Friday, April 20, 2007

 

How Did We Get Here?

In her second volume of dispatches from Baghdad Burning, Riverbend makes the observation that her country of Iraq no longer exists, and probably never will. As she notes, even 'the Vichy government that rode in on American tanks' can no longer maintain that illusion.

What they will have, she suggests, are semi-autonomous regions run by gangsters working for US oil companies amidst the chronic criminality fomented by fanatic clerics and their militias--the worst of all worlds. While Riverbend accepts the permanent destruction of her country as a given, she wonders what it will be like in a religious fundamentalist state beholden to no one but religious zealots, drug dealers, and arms merchants. Like Afghanistan, she suspects.

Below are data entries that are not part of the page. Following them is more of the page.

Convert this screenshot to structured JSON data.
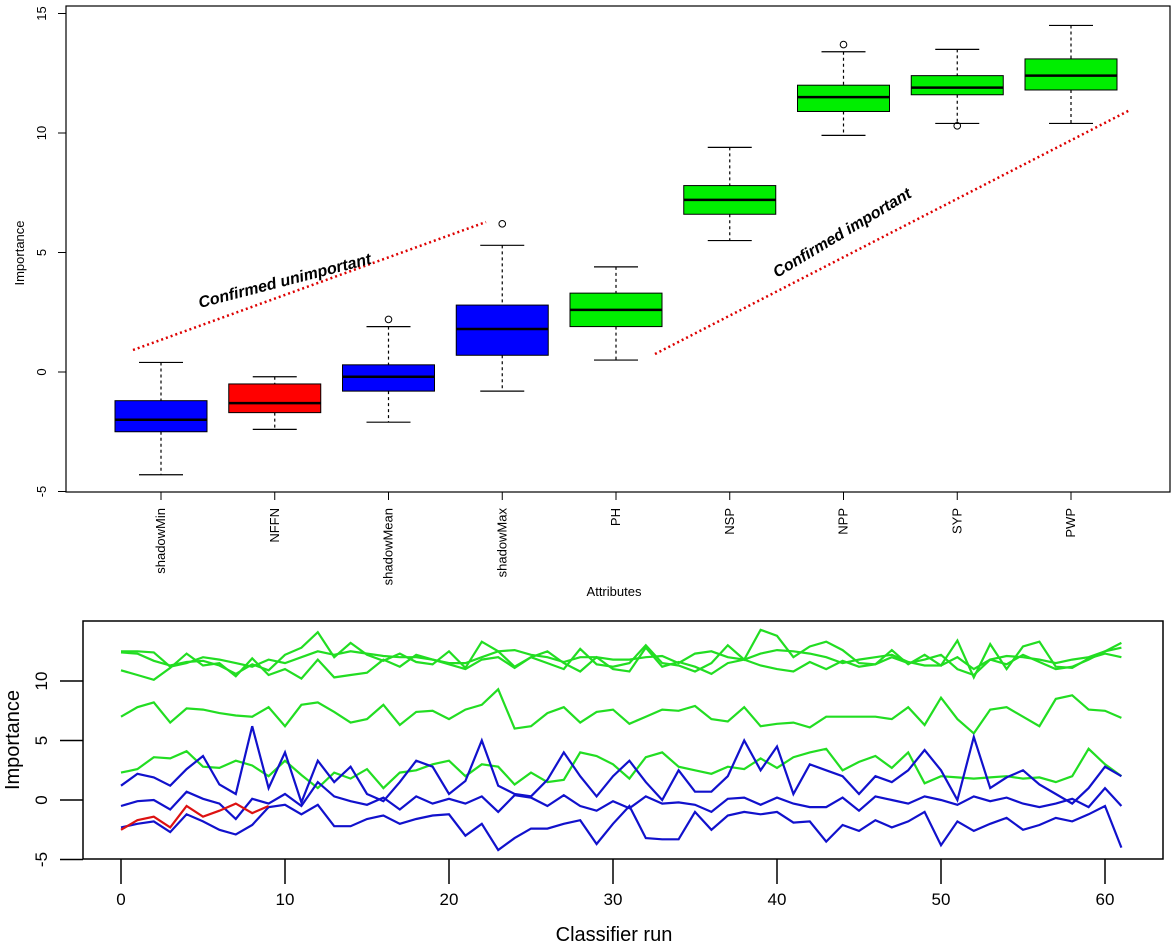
{
  "chart_data": [
    {
      "type": "box",
      "xlabel": "Attributes",
      "ylabel": "Importance",
      "ylim": [
        -5,
        15
      ],
      "yticks": [
        -5,
        0,
        5,
        10,
        15
      ],
      "boxes": [
        {
          "name": "shadowMin",
          "color": "#0000ff",
          "min": -4.3,
          "q1": -2.5,
          "median": -2.0,
          "q3": -1.2,
          "max": 0.4,
          "outliers": []
        },
        {
          "name": "NFFN",
          "color": "#ff0000",
          "min": -2.4,
          "q1": -1.7,
          "median": -1.3,
          "q3": -0.5,
          "max": -0.2,
          "outliers": []
        },
        {
          "name": "shadowMean",
          "color": "#0000ff",
          "min": -2.1,
          "q1": -0.8,
          "median": -0.2,
          "q3": 0.3,
          "max": 1.9,
          "outliers": [
            2.2
          ]
        },
        {
          "name": "shadowMax",
          "color": "#0000ff",
          "min": -0.8,
          "q1": 0.7,
          "median": 1.8,
          "q3": 2.8,
          "max": 5.3,
          "outliers": [
            6.2
          ]
        },
        {
          "name": "PH",
          "color": "#00ee00",
          "min": 0.5,
          "q1": 1.9,
          "median": 2.6,
          "q3": 3.3,
          "max": 4.4,
          "outliers": []
        },
        {
          "name": "NSP",
          "color": "#00ee00",
          "min": 5.5,
          "q1": 6.6,
          "median": 7.2,
          "q3": 7.8,
          "max": 9.4,
          "outliers": []
        },
        {
          "name": "NPP",
          "color": "#00ee00",
          "min": 9.9,
          "q1": 10.9,
          "median": 11.5,
          "q3": 12.0,
          "max": 13.4,
          "outliers": [
            13.7
          ]
        },
        {
          "name": "SYP",
          "color": "#00ee00",
          "min": 10.4,
          "q1": 11.6,
          "median": 11.9,
          "q3": 12.4,
          "max": 13.5,
          "outliers": [
            10.3
          ]
        },
        {
          "name": "PWP",
          "color": "#00ee00",
          "min": 10.4,
          "q1": 11.8,
          "median": 12.4,
          "q3": 13.1,
          "max": 14.5,
          "outliers": []
        }
      ],
      "annotations": [
        {
          "text": "Confirmed unimportant",
          "color": "#000000"
        },
        {
          "text": "Confirmed important",
          "color": "#000000"
        }
      ],
      "dotted_line_color": "#dd0000"
    },
    {
      "type": "line",
      "xlabel": "Classifier run",
      "ylabel": "Importance",
      "xlim": [
        -2.5,
        63
      ],
      "ylim": [
        -5,
        15
      ],
      "xticks": [
        0,
        10,
        20,
        30,
        40,
        50,
        60
      ],
      "yticks": [
        -5,
        0,
        5,
        10
      ],
      "series": [
        {
          "color": "#22dd22",
          "values": [
            12.5,
            12.5,
            12.4,
            11.2,
            11.5,
            12.0,
            11.8,
            11.5,
            11.2,
            11.8,
            11.5,
            12.0,
            12.5,
            12.2,
            12.5,
            12.3,
            12.1,
            12.0,
            12.0,
            11.8,
            11.5,
            11.5,
            12.0,
            12.5,
            12.6,
            12.2,
            12.0,
            11.6,
            12.0,
            12.0,
            11.8,
            11.8,
            12.0,
            12.1,
            11.5,
            12.3,
            12.5,
            12.0,
            11.8,
            12.3,
            12.6,
            12.5,
            12.3,
            12.0,
            11.5,
            11.8,
            12.0,
            12.2,
            11.6,
            11.3,
            11.3,
            12.0,
            11.0,
            11.8,
            12.1,
            12.0,
            11.8,
            11.5,
            11.8,
            12.0,
            12.5,
            12.8
          ]
        },
        {
          "color": "#22dd22",
          "values": [
            10.9,
            10.5,
            10.1,
            11.1,
            12.3,
            11.3,
            11.5,
            10.4,
            11.9,
            10.5,
            11.0,
            10.2,
            11.8,
            10.3,
            10.5,
            10.7,
            11.8,
            11.2,
            12.2,
            11.8,
            11.4,
            11.0,
            11.8,
            12.0,
            11.1,
            12.0,
            12.5,
            11.5,
            10.8,
            12.0,
            11.0,
            10.8,
            12.8,
            11.2,
            11.6,
            11.2,
            10.6,
            11.5,
            11.8,
            11.3,
            11.0,
            10.8,
            11.6,
            11.0,
            11.7,
            11.2,
            11.4,
            12.0,
            11.5,
            11.8,
            12.2,
            11.0,
            10.5,
            11.8,
            11.4,
            12.2,
            11.6,
            11.0,
            11.2,
            11.8,
            12.5,
            13.2
          ]
        },
        {
          "color": "#22dd22",
          "values": [
            12.4,
            12.3,
            11.7,
            11.3,
            11.6,
            11.7,
            11.3,
            10.6,
            11.4,
            10.9,
            12.2,
            12.8,
            14.1,
            12.0,
            13.2,
            12.2,
            11.7,
            12.3,
            11.6,
            11.4,
            12.5,
            11.1,
            13.3,
            12.5,
            11.2,
            12.0,
            11.5,
            11.0,
            12.7,
            11.4,
            11.2,
            11.5,
            13.0,
            11.5,
            11.3,
            10.8,
            11.5,
            13.0,
            11.8,
            14.3,
            13.8,
            12.0,
            12.9,
            13.3,
            12.6,
            11.5,
            11.4,
            12.6,
            11.4,
            12.2,
            11.3,
            13.4,
            10.3,
            13.1,
            11.0,
            12.9,
            13.3,
            11.2,
            11.1,
            11.9,
            12.3,
            12.0
          ]
        },
        {
          "color": "#22dd22",
          "values": [
            7.0,
            7.8,
            8.2,
            6.5,
            7.7,
            7.6,
            7.3,
            7.1,
            7.0,
            7.8,
            6.2,
            8.0,
            8.2,
            7.4,
            6.5,
            6.8,
            8.0,
            6.3,
            7.4,
            7.5,
            6.8,
            7.6,
            8.0,
            9.3,
            6.0,
            6.2,
            7.3,
            7.8,
            6.5,
            7.4,
            7.6,
            6.4,
            7.0,
            7.6,
            7.5,
            7.9,
            6.8,
            6.6,
            7.8,
            6.2,
            6.4,
            6.5,
            6.1,
            7.0,
            7.0,
            7.0,
            7.0,
            6.8,
            7.8,
            6.3,
            8.6,
            6.8,
            5.6,
            7.6,
            7.8,
            7.0,
            6.2,
            8.5,
            8.8,
            7.6,
            7.5,
            6.9
          ]
        },
        {
          "color": "#22dd22",
          "values": [
            2.3,
            2.6,
            3.6,
            3.5,
            4.1,
            2.8,
            2.7,
            3.3,
            2.9,
            2.0,
            3.3,
            2.1,
            1.0,
            2.3,
            1.8,
            2.6,
            1.0,
            2.3,
            2.5,
            3.0,
            3.3,
            2.0,
            3.0,
            2.8,
            1.3,
            2.3,
            1.5,
            1.7,
            4.0,
            3.7,
            3.0,
            1.8,
            3.6,
            4.0,
            2.8,
            2.5,
            2.2,
            2.8,
            2.6,
            3.5,
            2.7,
            3.6,
            4.0,
            4.3,
            2.5,
            3.2,
            3.7,
            2.7,
            4.0,
            1.4,
            2.0,
            1.9,
            1.8,
            1.9,
            2.0,
            1.8,
            1.9,
            1.5,
            2.0,
            4.3,
            3.0,
            2.0
          ]
        },
        {
          "color": "#1111cc",
          "values": [
            1.2,
            2.2,
            1.9,
            1.2,
            2.6,
            3.7,
            1.3,
            0.5,
            6.2,
            1.0,
            4.0,
            -0.2,
            3.3,
            1.5,
            2.8,
            0.5,
            -0.1,
            1.5,
            3.3,
            2.8,
            0.5,
            1.6,
            5.0,
            1.2,
            0.5,
            0.3,
            1.7,
            4.0,
            2.0,
            0.3,
            2.0,
            3.3,
            1.5,
            0.0,
            2.5,
            0.7,
            0.7,
            2.0,
            5.0,
            2.5,
            4.5,
            0.5,
            3.0,
            2.5,
            2.0,
            0.5,
            2.0,
            1.5,
            2.5,
            4.2,
            2.5,
            0.0,
            5.3,
            1.0,
            1.9,
            2.5,
            1.3,
            0.5,
            -0.3,
            1.0,
            2.8,
            2.0
          ]
        },
        {
          "color": "#1111cc",
          "values": [
            -0.5,
            -0.1,
            0.0,
            -0.8,
            0.7,
            0.1,
            -0.3,
            -1.6,
            0.1,
            -0.3,
            0.5,
            -0.5,
            1.5,
            0.3,
            -0.1,
            -0.4,
            0.2,
            -0.8,
            0.3,
            -0.3,
            0.1,
            -0.3,
            0.3,
            -1.0,
            0.4,
            0.2,
            -0.5,
            0.4,
            -0.5,
            -0.9,
            -0.1,
            -0.7,
            0.3,
            -0.3,
            -0.2,
            -0.4,
            -1.0,
            0.1,
            0.2,
            -0.4,
            0.2,
            -0.3,
            -0.6,
            -0.6,
            0.2,
            -0.9,
            0.3,
            0.0,
            -0.3,
            0.3,
            0.0,
            -0.4,
            0.3,
            -0.1,
            0.2,
            -0.3,
            -0.6,
            -0.3,
            0.1,
            -0.6,
            1.0,
            -0.5
          ]
        },
        {
          "color": "#1111cc",
          "values": [
            -2.3,
            -2.0,
            -1.8,
            -2.7,
            -1.2,
            -1.8,
            -2.5,
            -2.9,
            -2.1,
            -0.6,
            -0.4,
            -1.2,
            -0.4,
            -2.2,
            -2.2,
            -1.6,
            -1.3,
            -2.0,
            -1.6,
            -1.3,
            -1.2,
            -3.0,
            -2.0,
            -4.2,
            -3.2,
            -2.4,
            -2.4,
            -2.0,
            -1.7,
            -3.7,
            -2.0,
            -0.5,
            -3.2,
            -3.3,
            -3.3,
            -1.0,
            -2.5,
            -1.3,
            -1.0,
            -1.2,
            -1.0,
            -1.9,
            -1.8,
            -3.5,
            -2.1,
            -2.6,
            -1.7,
            -2.3,
            -1.8,
            -1.0,
            -3.8,
            -1.8,
            -2.6,
            -2.0,
            -1.5,
            -2.5,
            -2.1,
            -1.5,
            -1.8,
            -1.2,
            -0.5,
            -4.0
          ]
        },
        {
          "color": "#dd1111",
          "values": [
            -2.5,
            -1.7,
            -1.4,
            -2.3,
            -0.5,
            -1.4,
            -0.9,
            -0.3,
            -1.1,
            -0.5
          ]
        }
      ]
    }
  ]
}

As a Western-educated, secular young woman, she concedes she has little to look forward to other than an end to bombings, kidnappings, and brutal beatings of her family and friends for no reason at all. I expect she will eventually join the four million Iraqi refugees who've already left or become internally displaced.

Which brings me back to her assessment of an America where many of her generation were attending college prior to the unleashing of shock and awe on their entirely innocent families as pretext for de-nationalizing Iraq's vast oil reserves. Her bewilderment at an America that would tolerate such aggression and even reward the perpetrators with a second term to continue the massacre of her people is understandable.

What effect the now-entrenched criminilization of American public institutions will have on our own country is something I doubt many Americans have begun to ponder. As the civil corrosion accelerates, will we even bother to collectively wonder how it all came to pass?